Wir hatten Vorteile im Spiel, doch in Treffer umsetzen konnten wir diese nicht. Der Sieg mit nur einem Tor Differenz erscheint mir einfach zu eng“, legte Feldmann nach dem Spielende los. Doch der ASV-Coach verteilte auch Blumen. An Michel Sorg, seinem unermüdlich kämpfenden und mit sehr viel Übersicht agierenden Spielmacher, an David Spiekermann, der richtig schwierige und immens wichtige Treffer erzielte und an seinen Schlussmann Jan Wesemann, der vor allem in der zweite Hälfte zur Höchstform auflief.

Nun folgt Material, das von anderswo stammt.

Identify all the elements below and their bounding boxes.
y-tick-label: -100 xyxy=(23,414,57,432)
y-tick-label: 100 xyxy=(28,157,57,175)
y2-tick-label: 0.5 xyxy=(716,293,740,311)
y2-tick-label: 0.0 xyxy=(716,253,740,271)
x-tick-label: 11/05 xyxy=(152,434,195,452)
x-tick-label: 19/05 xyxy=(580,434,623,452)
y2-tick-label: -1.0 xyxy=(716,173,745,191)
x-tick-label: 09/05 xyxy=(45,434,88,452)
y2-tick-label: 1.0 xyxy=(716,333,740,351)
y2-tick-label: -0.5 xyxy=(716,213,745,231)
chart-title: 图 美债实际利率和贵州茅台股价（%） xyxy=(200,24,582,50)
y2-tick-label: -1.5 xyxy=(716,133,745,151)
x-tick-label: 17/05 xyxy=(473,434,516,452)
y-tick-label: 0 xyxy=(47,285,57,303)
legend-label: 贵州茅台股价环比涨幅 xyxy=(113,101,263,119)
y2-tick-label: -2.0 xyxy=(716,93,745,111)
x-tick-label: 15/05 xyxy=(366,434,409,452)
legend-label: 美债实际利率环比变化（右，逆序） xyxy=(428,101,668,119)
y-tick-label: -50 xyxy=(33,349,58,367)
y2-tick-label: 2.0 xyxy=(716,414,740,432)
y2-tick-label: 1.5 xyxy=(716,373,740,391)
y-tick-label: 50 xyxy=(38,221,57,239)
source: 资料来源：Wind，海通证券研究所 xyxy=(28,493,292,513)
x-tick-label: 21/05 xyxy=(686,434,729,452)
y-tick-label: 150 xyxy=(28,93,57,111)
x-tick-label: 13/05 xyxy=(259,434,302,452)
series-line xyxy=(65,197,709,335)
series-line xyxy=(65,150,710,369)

Auch den Sportfreunde-Coach Dirk Schmidtmeier ärgerten einige Dinge im Spiel, obwohl er mit dem kämpferischen Auftritt seiner Truppe sehr zufrieden war. „Hamm hatte individuelle Vorteile. Wir haben in der Abwehr viel probiert, doch der ASV fand eigentlich immer eine passende Antwort. Doch insgesamt haben uns viele kleine Fehler aus dem Rennen geworfen. Wir konnten zweimal das leere Tor nicht treffen und in der heiß umkämpften Schlussphase wurde ich dann auch noch vom Technischen Delegierten gerügt. Das waren wichtige 30 Sekunden, die uns letztendlich gefehlt haben“, analysierte Schmidtmeier die Gründe der denkbar knappen Niederlage.

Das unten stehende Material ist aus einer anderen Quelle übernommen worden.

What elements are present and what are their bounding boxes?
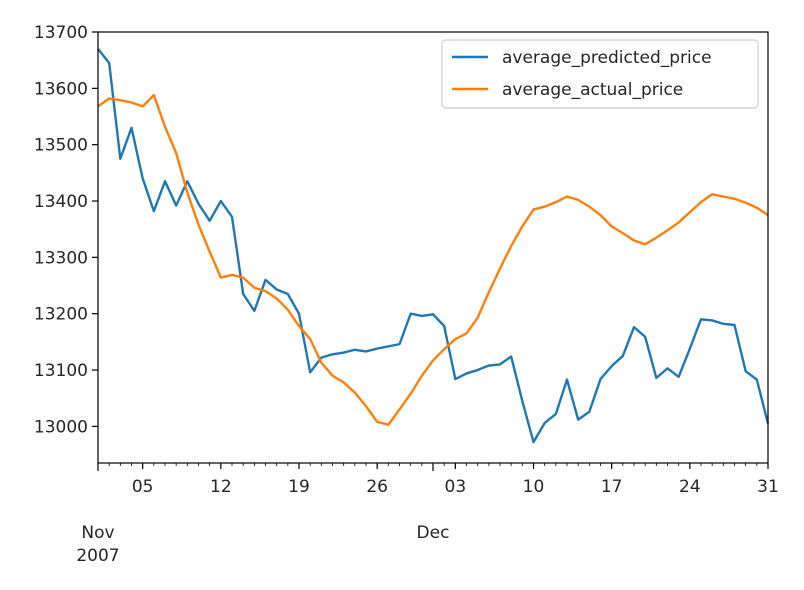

Das äußerst intensiv geführte aber keineswegs überharte Treffen begann für den Loxtener Coach allerdings mit einem Schock: „Ich dachte die schießen uns mit 10 oder mehr Toren aus der Halle“, fasste Schmidtmeier seine Gedanken nach einer Hammer 2:0 Führung und nach vier torlosen Minuten seiner Mannschaft zusammen. Doch dieser Eindruck täuschte, denn nicht der ASV, sondern vielmehr Loxten wirkte in den nachfolgenden Minuten mit einer enormen Dynamik gefasster und auch selbstsicherer. Lediglich über den Kreis durch den starken Max Zyska setzten die Gastgeber nach. Und dennoch: Die Gäste zogen mit 10:8 (20.) nach vorn. Aber das Spiel blieb weiter eng. Weil der ASV durch Spiekermann, Krieg und Krause nachlegte und nach dem Seitenwechsel (13:13) immer besser in Fahrt kam. Und ganz langsam, aber sicher kämpften sich die Hausherren nach vorn. Die Deckung mit Wesemann im Kasten stand und vorne drückten Spiekermann, Sorg und Rubino auf das Tempo. Mit 22:18 (44.) und 28:24 (54.) steuerte der ASV gar einem klaren Heimsieg entgegen. Doch für die Gastgeber wurde es noch einmal eng. Weil lediglich Pretzewofsky in den verbleibenden sechs Minuten einen Treffer beisteuerte- Loxten indes noch vier Tore bis zum 29:28 Endstand erzielte.

ASV: Krömer, Wesemann- Pretzewofsky (4/2), Zyska (6), Krieg (7/3), Sorg (2), , Runkel, Krause (1), Gudat, Rubino (3), Kölsch, Biehler, Spiekermann (6).